The goal of this review is to provide an updated synthesis of therapeutic advances and remaining controversies in the management of Philadelphia chromosome–positive (Ph +) B-cell acute lymphoblastic leukemia (ALL). We sought to examine how modern tyrosine kinase inhibitors (TKIs), immunotherapies, and response-adapted strategies have reshaped treatment paradigms, including the role of allogeneic hematopoietic stem cell transplantation (allo-HCT), central nervous system (CNS) prophylaxis, and emerging chemotherapy-free approaches.

Recent Findings

Successive generations of TKIs have transformed Ph + ALL from a uniformly fatal leukemia into a highly treatable disease, with dasatinib or ponatinib-based and TKI–blinatumomab regimens achieving high rates of complete molecular remission.

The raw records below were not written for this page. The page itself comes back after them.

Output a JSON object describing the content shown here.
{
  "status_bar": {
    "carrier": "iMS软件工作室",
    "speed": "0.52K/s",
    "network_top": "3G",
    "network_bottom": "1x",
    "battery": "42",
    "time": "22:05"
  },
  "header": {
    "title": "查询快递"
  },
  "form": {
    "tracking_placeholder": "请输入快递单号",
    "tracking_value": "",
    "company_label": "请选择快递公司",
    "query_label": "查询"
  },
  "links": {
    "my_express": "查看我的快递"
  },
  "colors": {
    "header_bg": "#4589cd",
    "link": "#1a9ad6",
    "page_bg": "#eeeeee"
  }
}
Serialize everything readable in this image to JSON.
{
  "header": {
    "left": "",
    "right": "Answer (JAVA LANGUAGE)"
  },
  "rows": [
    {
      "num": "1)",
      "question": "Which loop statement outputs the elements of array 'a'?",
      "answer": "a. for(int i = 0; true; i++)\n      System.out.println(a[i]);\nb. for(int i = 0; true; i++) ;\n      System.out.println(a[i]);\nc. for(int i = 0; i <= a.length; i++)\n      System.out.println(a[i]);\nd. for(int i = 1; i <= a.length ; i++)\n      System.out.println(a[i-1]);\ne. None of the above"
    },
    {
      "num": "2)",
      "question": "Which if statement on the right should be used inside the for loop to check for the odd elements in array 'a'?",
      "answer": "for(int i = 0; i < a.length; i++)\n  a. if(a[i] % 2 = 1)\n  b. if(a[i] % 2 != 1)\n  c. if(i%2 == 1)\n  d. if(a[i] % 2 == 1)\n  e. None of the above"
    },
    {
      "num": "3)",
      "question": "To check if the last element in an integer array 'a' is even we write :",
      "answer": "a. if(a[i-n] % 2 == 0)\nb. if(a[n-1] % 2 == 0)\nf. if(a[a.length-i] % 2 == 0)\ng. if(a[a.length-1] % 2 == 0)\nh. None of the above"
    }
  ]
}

Achieving early measurable residual disease (MRD) negativity predicts long-term survival and identifies patients who may safely defer allo-HCT. Genomic profiling has uncovered prognostic subgroups, notably IKZF1^plus, T315I mutated, and multilineage disease, which remain resistant or challenging to current therapy. Novel agents, including asciminib and olverembatinib, are expanding options for resistant or relapsed disease, while CAR-T cell therapy and next-generation bispecific T-cell engagers are emerging as promising tools for refractory and post-TKI settings.

Summary

Ph + ALL exemplifies the paradigm shift toward precision, MRD-directed, and chemotherapy-sparing treatment. Integrating potent TKIs with immunotherapy enables deep and durable remissions, potentially eliminating the need for upfront transplantation in selected patients. Future research should define molecular predictors of treatment-free remission, optimize CNS prophylaxis in targeted regimens, and establish standardized monitoring for safe TKI discontinuation.